Originally created 05/14/00

Breeding results in weaker fragrance for modern flowers



On Sunday, millions of mothers will unwrap bouquets and delight at the sight of an exquisite arrangement or the monochromatic richness of a dozen red roses. But after your mom puts her Mother's Day flowers in a vase, ask her to do a little test: take a good whiff and think back to when she bought flowers for her own mother.

If her smell memory is working well, she'll recall that the flowers of yore smelled a lot stronger. It's a phenomenon that florists, flower breeders and plant biologists know well.

Decades of intensive breeding for qualities such as color and size have caused many flowers to lose much of their scent. Characteristics such as color, size, disease resistance and shelf life all were higher priorities than fragrance, said David Gang, a plant biochemist at the University of Michigan, where much of the research is going on.

"It's not like they were purposefully trying to get rid of scent," Gang said. "In our quest to get a prettier flower, we may have (reduced) its metabolic ability to have a nice scent."

By breeding only for characteristics such as color or shelf life, "you are going to give up something," said Faron Motsenbocker, flower department manager at Nature's Nook in New Berlin, Wis.

"For years, they gave up fragrance. I doubt that people notice it."

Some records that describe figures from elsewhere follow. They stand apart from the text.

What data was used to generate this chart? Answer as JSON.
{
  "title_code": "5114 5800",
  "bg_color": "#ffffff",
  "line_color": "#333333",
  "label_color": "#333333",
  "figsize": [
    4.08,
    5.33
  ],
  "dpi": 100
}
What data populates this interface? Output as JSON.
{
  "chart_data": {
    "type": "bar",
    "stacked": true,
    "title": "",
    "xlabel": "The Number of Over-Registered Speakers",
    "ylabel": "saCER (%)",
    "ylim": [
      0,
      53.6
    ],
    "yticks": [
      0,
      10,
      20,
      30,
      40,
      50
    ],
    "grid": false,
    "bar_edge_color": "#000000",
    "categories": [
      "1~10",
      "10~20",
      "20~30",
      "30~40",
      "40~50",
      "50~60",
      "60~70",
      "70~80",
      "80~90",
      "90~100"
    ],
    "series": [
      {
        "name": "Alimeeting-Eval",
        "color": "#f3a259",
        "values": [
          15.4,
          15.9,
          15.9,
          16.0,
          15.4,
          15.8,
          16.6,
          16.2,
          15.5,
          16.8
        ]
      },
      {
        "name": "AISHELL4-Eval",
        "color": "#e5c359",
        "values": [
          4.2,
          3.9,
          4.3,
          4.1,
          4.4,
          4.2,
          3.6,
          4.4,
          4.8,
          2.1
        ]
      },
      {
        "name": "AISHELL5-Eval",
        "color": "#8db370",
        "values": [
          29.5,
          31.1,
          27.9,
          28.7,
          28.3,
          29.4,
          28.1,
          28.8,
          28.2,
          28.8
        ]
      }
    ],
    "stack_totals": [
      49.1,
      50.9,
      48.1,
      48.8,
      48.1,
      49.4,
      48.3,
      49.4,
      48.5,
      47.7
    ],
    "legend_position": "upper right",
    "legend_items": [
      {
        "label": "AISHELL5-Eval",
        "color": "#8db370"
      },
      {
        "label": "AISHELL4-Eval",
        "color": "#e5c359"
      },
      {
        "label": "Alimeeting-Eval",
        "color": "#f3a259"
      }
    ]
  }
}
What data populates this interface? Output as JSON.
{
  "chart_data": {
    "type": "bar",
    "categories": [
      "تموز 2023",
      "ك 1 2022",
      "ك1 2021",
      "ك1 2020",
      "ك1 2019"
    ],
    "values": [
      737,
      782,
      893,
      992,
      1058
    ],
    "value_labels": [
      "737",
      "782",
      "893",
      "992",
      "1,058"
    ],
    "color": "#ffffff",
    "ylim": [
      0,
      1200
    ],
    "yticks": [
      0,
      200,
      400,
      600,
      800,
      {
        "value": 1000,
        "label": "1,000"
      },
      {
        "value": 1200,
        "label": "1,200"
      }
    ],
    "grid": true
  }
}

But researchers have. Efforts now are under way among flower growers and at least a couple of universities to find ways to restore stronger fragrance to flowers. Next spring, Hollandam Dutch Bulbs of America, a large importer of Holland bulbs, plans to introduce a new, more fragrant tulip, said Cor Heemskerk, president of the Wauwatosa, Wis.-based company. "It is a really sweet-smelling tulip," he said. "It's a selling point."

In the next few years, more fragrant daffodils also will hit the market, he said.

Flowers get their scent from substances known as volatile compounds - essential oils found primarily on the surface of petals. Scent actually is an aspect of flower evolution, a characteristic that might repel pests or attract desirable insects such as moths, which spread pollen.

A given flower may have dozens of volatile compounds that evaporate in warm conditions to form a distinctive scent. Roses, for example, have a large number; orchids can have more than 100 compounds. Researchers now are looking at flower genes for enzymes that form volatile compounds. That could lead to ways to manipulate genes to produce a desired scent.

Researchers at the University of Wisconsin-Madison also have gotten into the act, sending roses into space on the shuttle two years ago to see if they could develop exotic new scents that could be marketed as fragrances by the co-sponsor of the experiment, International Flavors and Fragrances of New York City. It is believed that the near-weightlessness of space can produce changes in plant oils and the chemical mix that creates scent.

The UW experiment grew flowers in a device called an "astroculture," a chamber that precisely controls growing conditions. Norman Draeger, a former UW chemist who worked on the project, said the experiment did produce a different scent, which he described as a more complex floral fragrance.

Draeger, a self-described "die-hard Rosarian," said fragrance is starting to become a priority with rose aficionados.

And although many cut roses lack scent, there are a few varieties with good fragrance. He recommended Fragrant Cloud and Tropicana, two orange rose varieties; and Mr. Lincoln and L.B. Braithwaite, both red roses.

The loss of scent has been most noticeable in old standbys such as roses and carnations. But some bulbs such as daffodils and tulips, and other flowers such as lilacs and snapdragons, also have lost scent.